A denial of summary judgment on the grounds of qualified immunity may be reviewed on interlocutory appeal when the issue presented is whether the facts alleged support a claim that a defendant violated clearly established law. See Pace v. City of Des Moines, 201 F.3d 1050, 1052 (8th Cir. 2000). When an official claims entitlement to qualified immunity, we first ask whether the plaintiffs have alleged a violation of constitutional magnitude. See Weiler v. Purkett, 137 F.3d 1047, 1050 (8th Cir. 1998) (en banc).
Turning first to the equal protection claim, we conclude that the plaintiffs failed to offer specific evidence of incidents in which they were treated differently than others who were similarly situated. See Klinger v. Department of Corr., 31 F.3d 727, 731 (8th Cir. 1994) (absent threshold showing that plaintiff is similarly situated to those who allegedly receive favorable treatment, plaintiff does not have viable equal protection claim), cert. denied, 513 U.S. 1185 (1995).
As to the alleged First Amendment violations, the initial issue--whether the speech of a public school teacher is constitutionally protected expression--is determined by inquiring whether the speech may be described as "speech on a matter of public concern." If so, the court balances the teacher's interest in speaking against her employer's interest in promoting the efficiency of the public service it performs through its employees. See Pickering v. Board of Educ., 391 U.S. 563, 568 (1968); Kincade v. City of Blue Springs, 64 F.3d 389, 395 (8th Cir. 1995), cert. denied, 517 U.S. 1166 (1996). "These two questions are matters of law for the court to resolve." See Kincade, 64 F.3d at 395.
The plaintiffs' complaints, which centered around the proper care and education of special education students, touched upon matters of public concern. See id. at 396 (employee's speech touches upon matter of public concern when it is a matter of political, social, or other concern to community, but not when employee speaks upon matters of only personal interest); Bowman v. Pulaski Co. Special Sch. Dist., 723 F.2d 640, 644 (8th Cir. 1983) (question of what constitutes proper care and education of children is area of public concern).
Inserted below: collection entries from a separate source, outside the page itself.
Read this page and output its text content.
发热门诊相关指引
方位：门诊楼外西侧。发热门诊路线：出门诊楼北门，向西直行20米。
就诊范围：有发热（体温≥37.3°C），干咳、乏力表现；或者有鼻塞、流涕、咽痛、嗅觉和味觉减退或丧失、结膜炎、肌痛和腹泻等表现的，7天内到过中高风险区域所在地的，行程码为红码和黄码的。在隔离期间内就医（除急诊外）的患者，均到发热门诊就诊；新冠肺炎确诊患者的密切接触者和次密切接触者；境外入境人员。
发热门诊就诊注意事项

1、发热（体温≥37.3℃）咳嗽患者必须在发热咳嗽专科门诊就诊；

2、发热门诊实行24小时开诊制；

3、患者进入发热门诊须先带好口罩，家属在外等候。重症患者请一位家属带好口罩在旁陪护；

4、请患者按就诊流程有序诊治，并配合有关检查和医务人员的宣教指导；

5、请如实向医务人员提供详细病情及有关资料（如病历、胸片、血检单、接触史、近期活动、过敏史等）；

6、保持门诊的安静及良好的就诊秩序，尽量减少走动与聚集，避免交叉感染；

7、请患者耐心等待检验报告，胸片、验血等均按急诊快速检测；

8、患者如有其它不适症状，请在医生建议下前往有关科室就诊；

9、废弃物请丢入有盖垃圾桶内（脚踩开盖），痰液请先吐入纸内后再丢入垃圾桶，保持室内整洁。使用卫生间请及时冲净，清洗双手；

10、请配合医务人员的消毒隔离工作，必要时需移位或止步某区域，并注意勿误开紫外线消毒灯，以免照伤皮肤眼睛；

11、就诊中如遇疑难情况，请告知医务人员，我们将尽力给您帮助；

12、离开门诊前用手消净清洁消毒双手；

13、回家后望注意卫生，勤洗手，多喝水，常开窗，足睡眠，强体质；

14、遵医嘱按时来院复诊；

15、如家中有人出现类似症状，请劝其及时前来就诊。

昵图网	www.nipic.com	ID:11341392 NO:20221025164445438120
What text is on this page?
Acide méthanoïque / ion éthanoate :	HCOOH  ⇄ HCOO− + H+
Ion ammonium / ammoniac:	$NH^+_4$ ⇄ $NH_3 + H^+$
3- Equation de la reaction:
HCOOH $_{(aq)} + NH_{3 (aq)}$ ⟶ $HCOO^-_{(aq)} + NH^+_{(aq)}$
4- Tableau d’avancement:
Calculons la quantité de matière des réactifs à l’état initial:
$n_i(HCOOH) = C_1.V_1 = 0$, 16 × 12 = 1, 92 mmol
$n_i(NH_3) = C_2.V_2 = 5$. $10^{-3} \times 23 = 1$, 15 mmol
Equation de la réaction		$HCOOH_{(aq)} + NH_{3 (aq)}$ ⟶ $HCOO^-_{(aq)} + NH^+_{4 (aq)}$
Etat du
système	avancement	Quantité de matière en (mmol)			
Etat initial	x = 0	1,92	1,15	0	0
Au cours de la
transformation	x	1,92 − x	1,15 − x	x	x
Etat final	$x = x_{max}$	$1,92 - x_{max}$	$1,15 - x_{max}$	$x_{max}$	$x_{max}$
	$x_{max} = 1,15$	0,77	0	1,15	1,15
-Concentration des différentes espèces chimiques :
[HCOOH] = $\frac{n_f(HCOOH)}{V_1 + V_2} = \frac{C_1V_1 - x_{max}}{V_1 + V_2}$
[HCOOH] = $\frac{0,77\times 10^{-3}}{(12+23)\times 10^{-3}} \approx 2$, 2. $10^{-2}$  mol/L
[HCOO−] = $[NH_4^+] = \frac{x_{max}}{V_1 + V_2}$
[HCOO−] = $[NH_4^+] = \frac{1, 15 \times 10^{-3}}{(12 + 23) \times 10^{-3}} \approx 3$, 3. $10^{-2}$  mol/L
However, in applying Pickering's balancing test, we conclude that the undisputed facts show that the plaintiffs' speech resulted in school factions and disharmony among their co-workers and negatively impacted Garst's interest in efficiently administering the middle school. See Kincade, 64 F.3d at 397 (relevant factors in conducting test are whether speech creates disharmony in workplace, impedes speaker's ability to perform duties, or impairs working relationships with other employees). After one newspaper article was published, a West Fork teacher confronted Kahmann and told her that she should not be talking to the newspaper. One faculty member verbally accosted her several times, and another told her she should leave West Fork. Scarborough and Fales were engaged in an ongoing battle with the fifth-grade teachers concerning special education issues. The school climate led the district's superintendent to recruit a consultant to mediate the issues. The consultant's efforts did not resolve the situation; her meeting with the staff merely revealed that the faculty was divided and the problems were serious. Ultimately, the middle school became polarized, dividing into pro-and anti-Garst groups. Unlike the situation in Belk v. City of Eldon, 228 F.3d 872, 881 (8th Cir. 2000), where there was a question of whether the speech itself caused the workplace turmoil, here it is beyond peradventure that the plaintiffs' speech caused the school upheaval. Because we believe that the teachers' interest in speaking on these matters was outweighed by the interest of efficient administration of the middle school, we conclude the district court erred in not finding Garst was entitled to qualified immunity.
Accordingly, we reverse the judgment of the district court and remand for entry of an order granting Garst's motion for summary judgment.